Iris Theatre has become a welcome fixture in Covent Garden over the summer months. Even after a decade, impressively, the company is far from resting on its laurels. Director Daniel Winder is always full of ideas, but this might be his most adventurous production so far. As is the nature of experiments, not everything here works. Yet failings come from the contrast in scale between Shakespeare’s epic and the production itself. Any lack is not a question of carelessness, rather, over-ambition and the production is often fascinating.
Taking the mammoth title role is Jenet Le Lacheur, a performer who identifies as transgender. That the production follows Le Lacheur’s lead makes it feel intensely personal. Hamlet is addressed as son and also “my lady”, adding immeasurably to the character’s complexity. Of course, Shakespeare is full of gender politics but this production becomes extraordinarily layered. To note just one instance, Hamlet’s relationship with Horatio (a fine performance from Harold Addo) becomes especially moving. Le Lacheur’s delivery is admirably direct: the lines feel fresh and easy to understand, making Hamlet appealing and often funny. The performance is one to be proud of and easy to recommend.
Let’s not forget how much goes on in Hamlet. It’s to Wilder’s credit that the action is easy to follow. But the themes that he wants to explore overwhelm his production. The idea of a dystopian future is aimed at but doesn’t hit home – although credit to Madeline Berry’s costume designs, which are intelligently evocative. The idea of a dictatorship never becomes oppressive enough. There’s a lot of messing around with mobile phones and an overreliance on video work. In themselves the films are fine (that Hamlet knows he is observed during his Act III Scene i encounter with Ophelia is a very nice touch) but the outdoor screens are too small or badly positioned. Altering the rotten state in question to England adds little. The military background to events pales and the invading Fortinbras is quite lost. The play’s religious ambiguities seem little explored – ironic given the setting of a church. A definitive production of Hamlet is impossible, but there are too many loose ends here given all the ideas set out.
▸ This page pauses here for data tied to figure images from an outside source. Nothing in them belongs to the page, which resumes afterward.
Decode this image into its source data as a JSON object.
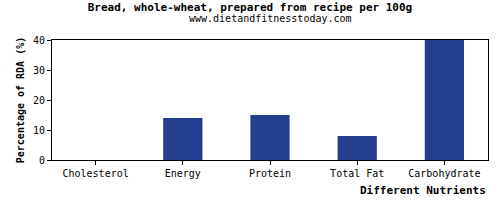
{
  "chart_data": {
    "type": "bar",
    "title": "Bread, whole-wheat, prepared from recipe per 100g",
    "subtitle": "www.dietandfitnesstoday.com",
    "x_label": "Different Nutrients",
    "y_label": "Percentage of RDA (%)",
    "categories": [
      "Cholesterol",
      "Energy",
      "Protein",
      "Total Fat",
      "Carbohydrate"
    ],
    "values": [
      0,
      14,
      15,
      8,
      40
    ],
    "color": "#233e8e",
    "ylim": [
      0,
      40
    ],
    "yticks": [
      0,
      10,
      20,
      30,
      40
    ],
    "grid": false
  }
}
There’s a similar problem with the tiny cast. That each have so many roles to perform is hugely impressive. Jenny Horsthuis and Joe Parker seem seldom off stage and, if Clare Bloomer and Vinta Morgan stand out, it’s because they have two great moments in their main parts as Claudius and Gertrude. Paula James also benefits from a little more focus with her deftly handled Polonius. To top it all, nearly everyone has a go at the ghost (at least, I think everyone does), showing some top-notch movement skills and wearing a mask that could give you nightmares: praise again for Berry. That the ghost doesn’t speak is one of many smart moves from Wilder, but all the chopping and changing is distracting; the mechanics of the show can’t help but be laid bare as you start wondering how certain scenes are going to be handled given that there are so few people here.
The issue comes to the fore with the travelling actors and the play within the play that they perform. Presented as twerking tragedians, Club Kids with a touch of Leigh Bowery (a third mention here for Berry), is another interesting idea. The cast really go for the avant-garde edge, vogueing away with an unsettling air. But there are just too few of them to make the party atmosphere aimed at work. As with so much here, it’s an excellent effort – and well worth checking out. It just seems that six is too small a cast for Hamlet, especially for a show with so many ideas and so much intelligence.